In the 1903 classic The Book of the Cat, Frances Simpson writes, “It was believed that the Devil borrowed the coat of a black cat when he wished to torment his victims.” The result? Black cats were frequently chased, tortured, and burned alive—especially during religious festivals and feasts.

Cats’ blood was frequently used in sundry spells and cures, and cats were often either characterized as witches’ familiars or witches who had taken a cat’s form. As such, “witches” and their cats were typically punished together. Recorded in Richard Kieckhefer’s European Witch Trials, there are countless records like this one: “1420 or 1423 Rome woman burned by inquisitor for changing self into form of cat and killing children with Devil’s aid.”

And, Simpson notes, “After a famous French trial in the 17th Century, a woman condemned as a murderess was hung in an iron cage over a slow fire and 14 poor, unoffending cats were made to share the same fate.”
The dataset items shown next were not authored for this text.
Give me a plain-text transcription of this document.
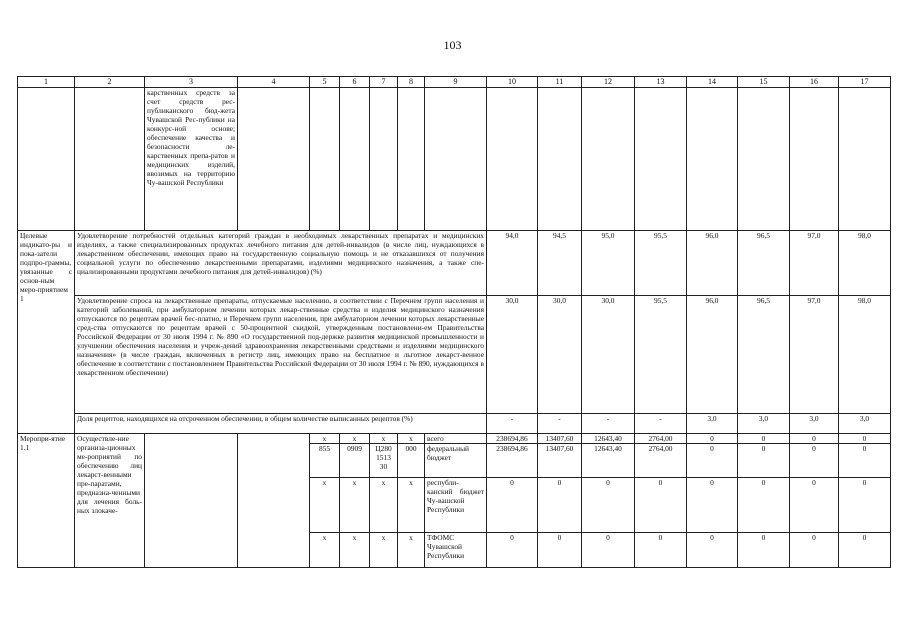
103
1	2	3	4	5	6	7	8	9	10	11	12	13	14	15	16	17
		карственных средств за счет средств рес-публиканского бюд-жета Чувашской Рес-публики на конкурс-ной основе; обеспечение качества и безопасности ле-карственных препа-ратов и медицинских изделий, ввозимых на территорию Чу-вашской Республики														
Целевые индикато-ры и пока-затели подпро-граммы, увязанные с основ-ным меро-приятием 1	Удовлетворение потребностей отдельных категорий граждан в необходимых лекарственных препаратах и медицинских изделиях, а также специализированных продуктах лечебного питания для детей-инвалидов (в числе лиц, нуждающихся в лекарственном обеспечении, имеющих право на государственную социальную помощь и не отказавшихся от получения социальной услуги по обеспечению лекарственными препаратами, изделиями медицинского назначения, а также спе-циализированными продуктами лечебного питания для детей-инвалидов) (%)								94,0	94,5	95,0	95,5	96,0	96,5	97,0	98,0
	Удовлетворение спроса на лекарственные препараты, отпускаемые населению, в соответствии с Перечнем групп населения и категорий заболеваний, при амбулаторном лечении которых лекар-ственные средства и изделия медицинского назначения отпускаются по рецептам врачей бес-платно, и Перечнем групп населения, при амбулаторном лечении которых лекарственные сред-ства отпускаются по рецептам врачей с 50-процентной скидкой, утвержденным постановлени-ем Правительства Российской Федерации от 30 июля 1994 г. № 890 «О государственной под-держке развития медицинской промышленности и улучшении обеспечения населения и учреж-дений здравоохранения лекарственными средствами и изделиями медицинского назначения» (в числе граждан, включенных в регистр лиц, имеющих право на бесплатное и льготное лекарст-венное обеспечение в соответствии с постановлением Правительства Российской Федерации от 30 июля 1994 г. № 890, нуждающихся в лекарственном обеспечении)								30,0	30,0	30,0	95,5	96,0	96,5	97,0	98,0
	Доля рецептов, находящихся на отсроченном обеспечении, в общем количестве выписанных рецептов (%)								-	-	-	-	3,0	3,0	3,0	3,0
Меропри-ятие 1.1	Осуществле-ние организа-ционных ме-роприятий по обеспечению лиц лекарст-венными пре-паратами, предназна-ченными для лечения боль-ных злокаче-			x	x	x	x	всего	238694,86	13407,60	12643,40	2764,00	0	0	0	0
				855	0909	Ц280 1513 30	000	федеральный бюджет	238694,86	13407,60	12643,40	2764,00	0	0	0	0
				x	x	x	x	республи-канский бюджет Чу-вашской Республики	0	0	0	0	0	0	0	0
				x	x	x	x	ТФОМС Чувашской Республики	0	0	0	0	0	0	0	0
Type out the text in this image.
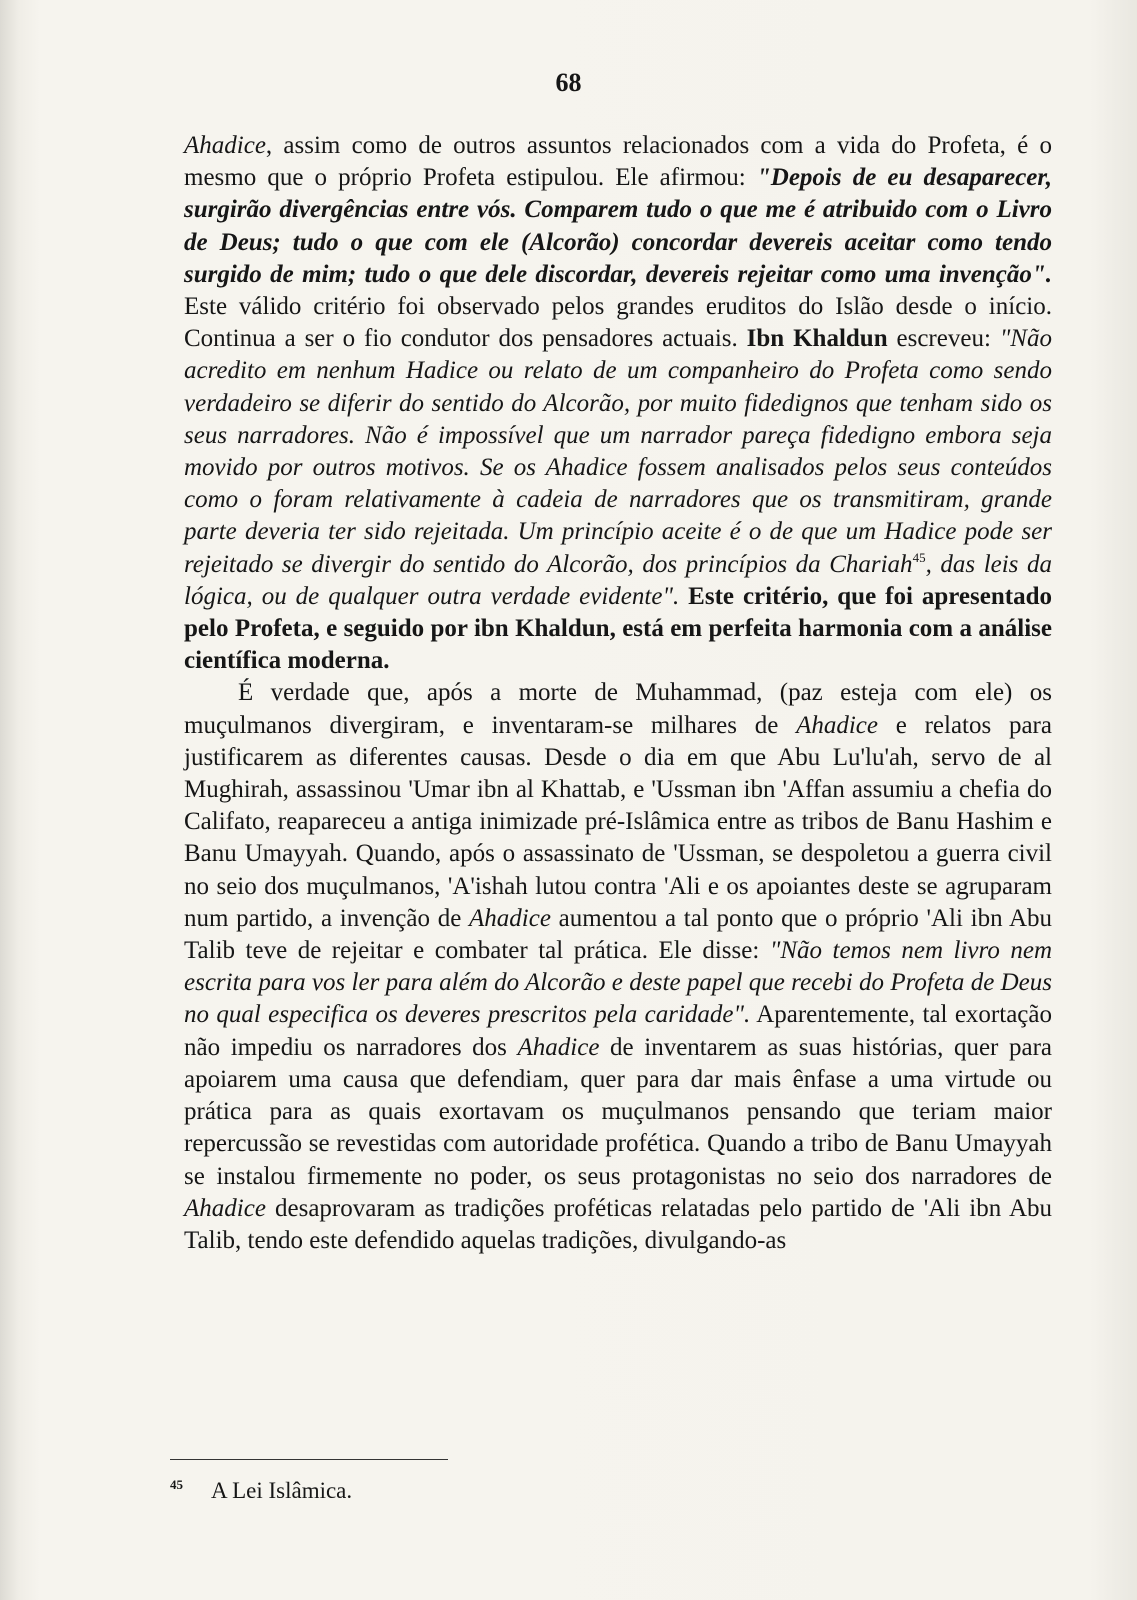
68

Ahadice, assim como de outros assuntos relacionados com a vida do Profeta, é o mesmo que o próprio Profeta estipulou. Ele afirmou: "Depois de eu desaparecer, surgirão divergências entre vós. Comparem tudo o que me é atribuido com o Livro de Deus; tudo o que com ele (Alcorão) concordar devereis aceitar como tendo surgido de mim; tudo o que dele discordar, devereis rejeitar como uma invenção". Este válido critério foi observado pelos grandes eruditos do Islão desde o início. Continua a ser o fio condutor dos pensadores actuais. Ibn Khaldun escreveu: "Não acredito em nenhum Hadice ou relato de um companheiro do Profeta como sendo verdadeiro se diferir do sentido do Alcorão, por muito fidedignos que tenham sido os seus narradores. Não é impossível que um narrador pareça fidedigno embora seja movido por outros motivos. Se os Ahadice fossem analisados pelos seus conteúdos como o foram relativamente à cadeia de narradores que os transmitiram, grande parte deveria ter sido rejeitada. Um princípio aceite é o de que um Hadice pode ser rejeitado se divergir do sentido do Alcorão, dos princípios da Chariah$^{45}$, das leis da lógica, ou de qualquer outra verdade evidente". Este critério, que foi apresentado pelo Profeta, e seguido por ibn Khaldun, está em perfeita harmonia com a análise científica moderna.

É verdade que, após a morte de Muhammad, (paz esteja com ele) os muçulmanos divergiram, e inventaram-se milhares de Ahadice e relatos para justificarem as diferentes causas. Desde o dia em que Abu Lu'lu'ah, servo de al Mughirah, assassinou 'Umar ibn al Khattab, e 'Ussman ibn 'Affan assumiu a chefia do Califato, reapareceu a antiga inimizade pré-Islâmica entre as tribos de Banu Hashim e Banu Umayyah. Quando, após o assassinato de 'Ussman, se despoletou a guerra civil no seio dos muçulmanos, 'A'ishah lutou contra 'Ali e os apoiantes deste se agruparam num partido, a invenção de Ahadice aumentou a tal ponto que o próprio 'Ali ibn Abu Talib teve de rejeitar e combater tal prática. Ele disse: "Não temos nem livro nem escrita para vos ler para além do Alcorão e deste papel que recebi do Profeta de Deus no qual especifica os deveres prescritos pela caridade". Aparentemente, tal exortação não impediu os narradores dos Ahadice de inventarem as suas histórias, quer para apoiarem uma causa que defendiam, quer para dar mais ênfase a uma virtude ou prática para as quais exortavam os muçulmanos pensando que teriam maior repercussão se revestidas com autoridade profética. Quando a tribo de Banu Umayyah se instalou firmemente no poder, os seus protagonistas no seio dos narradores de Ahadice desaprovaram as tradições proféticas relatadas pelo partido de 'Ali ibn Abu Talib, tendo este defendido aquelas tradições, divulgando-as

$^{45}$ A Lei Islâmica.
But Author Harrison Weir blamed static electricity for the cat’s historical bad luck. In Our Cats and All About Them, he writes, “A very remarkable peculiarity of the domestic cat. . . is the extraordinary property which its fur possesses of yielding electric sparks when hand-rubbed or by other friction, the black in a larger degree than any other colour, even the rapid motion of a fast retreating cat through rough, tangled underwood having been known to, produce a luminous effect. In frosty weather it is the more noticeable, the coldness of the weather apparently giving intensity and brilliancy, which to the ignorant would certainly be attributed to the interference of the spiritual or superhuman.”

Couple that with the nocturnal creature’s “glowing,” light-reflective eyes? Now you’ve got even more of the stuff of superstition.